Apokalip adalah suatu visi yang kurang lebih dapat dirumuskan begini, “bumi akan berlalu, semuanya akan sirna dan berakhir, lantas akan muncul suatu dunia baru, langit baru dan bumi baru, Yerusalem surgawi turun dari surga” (Bdk. Wahyu 20-21).
Visi ini melahirkan harapan, lantas manusia menatap ke depan. Apa yang telah dan sekarang terjadi, semuanya akan berlalu. Derita dan duka, semuanya akan sirna, kehilangan kekuatan dan kuasa, karena semuanya akan dijadikan baru.
Visi ini lahir dari tradisi religius Yahudi-Kristen, bahkan termasuk hal pokok. Menelusuri analisa Chatarine Keller (teolog Ecofeminisme) kita akan dikejutkan oleh analisanya yang mengatakan bahwa gagasan apokalip serupa ini erat hubungannya dengan perilaku destruktif terhadap alam ciptaan.
Dia melihat bahwa telah terjadi pengkondisian, dalam peradaban barat-kristen yang melihat alam sebagai sesuatu yang layak untuk dimanfaatkan atau digunakan sampai sehabis-habisnya.
Perilaku desktruktif ini, demikian Keller, berakar dalam keyakinan bahwa akhir sejarah akan datang segera. Asumsi apokaliptik serupa ini menjadi arus dasar dari kecenderungan untuk mempertahankan gaya hidup kelas menengah ke atas dengan mengeksploitasi alam.
Dengan lain perkataan, gaya hidup kelas menengah ke atas, berdampak langsung pada kerusakan alam secara tak terpulihkan. Bukan hanya kerusakan alam, kata Keller, tetapi pemiskinan dunia ketiga yang alamnya dieksploitasi habisan-habisan. Keller mensinyalir bahwa gaya hidup itu menemukan legitimasi teologisnya dalam gagasan apokalitik. Keller menyebutnya sebagai “mitos apokaliptik”.

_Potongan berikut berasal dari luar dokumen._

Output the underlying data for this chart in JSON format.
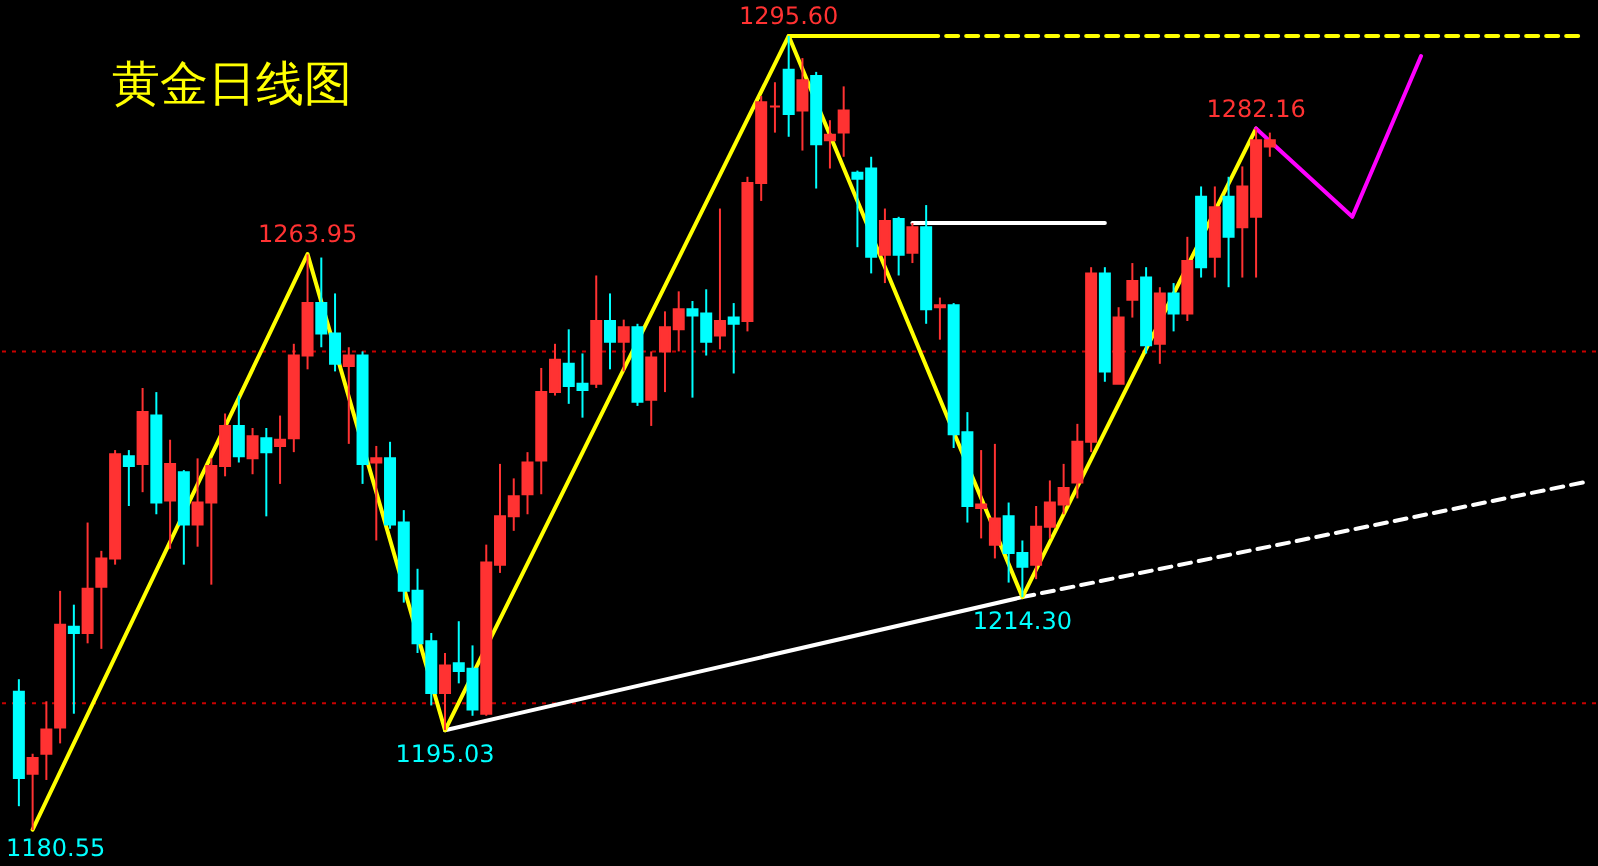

Mitos apokaliptik, demikian Keller, melahirkan keyakinan palsu yang membenarkan perilaku destruktif dan eksploitatif terhadap alam ciptaan. Inti mitos apokaliptik adalah harapan yang menggelora pada munculnya “awal yang serba baru”. Yang sekarang ada, akan hancur lebur dan segera dilupakan. Semuanya akan berlalu. Yang BARU akan segera muncul. Allah akan menjadikan segala-galanya baru.
Mitos apokaliptik yang berkembang menjadi keyakinan yang terungkap dalam perilaku destruktif ini, adalah buah dari pemahaman dan penerapan teks-teks apokalip di luar konteks, dan secara tak disadari membentuk pemahaman akan waktu dan sejarah manusia zaman ini, demikian Keller.
Pemahaman yang demikian telah menjadi jiwa dari kapitalisme yang destruktif serta eksploitatif, sehingga mencegah berkembangnya gagasan dan aksi yang berspirit keberlanjutan (sustainable).
Elaborasi yang kritis dari Keller terhadap teks-teks apokaliptik menyadarkan bahwa kecenderungan untuk memanipulasi, demi pembenaran perilaku jahat dan destruktif selalu terjadi secara sistematis. Ketika teks-teks itu dilepaskan dari konteksnya, maka yang ditemukan adalah hilangnya pesan kebenaran dari teks itu.
Ketika kebenaran hilang, yang muncul adalah pembenaran dari sesuatu yang tak benar dan negatif, tetapi dengan argumentasi yang seolah-olah sahih dan benar. Gagasan langit dan bumi baru tak mungkin dipahami sedemikian rupa, sehingga memunculkan keyakinan bahwa yang pada awal diciptakan sebagai baik adanya, kehilangan makna dan tak berarti, sehingga akan dihancur-leburkan.
Gagasan langit dan bumi baru adalah gagasan tentang keabadian. Dan karena itu praksis kepedulian dan aksi menjaga keutuhan ciptaan dapat merupakan implementasi dari keyakinan akan keabadian itu.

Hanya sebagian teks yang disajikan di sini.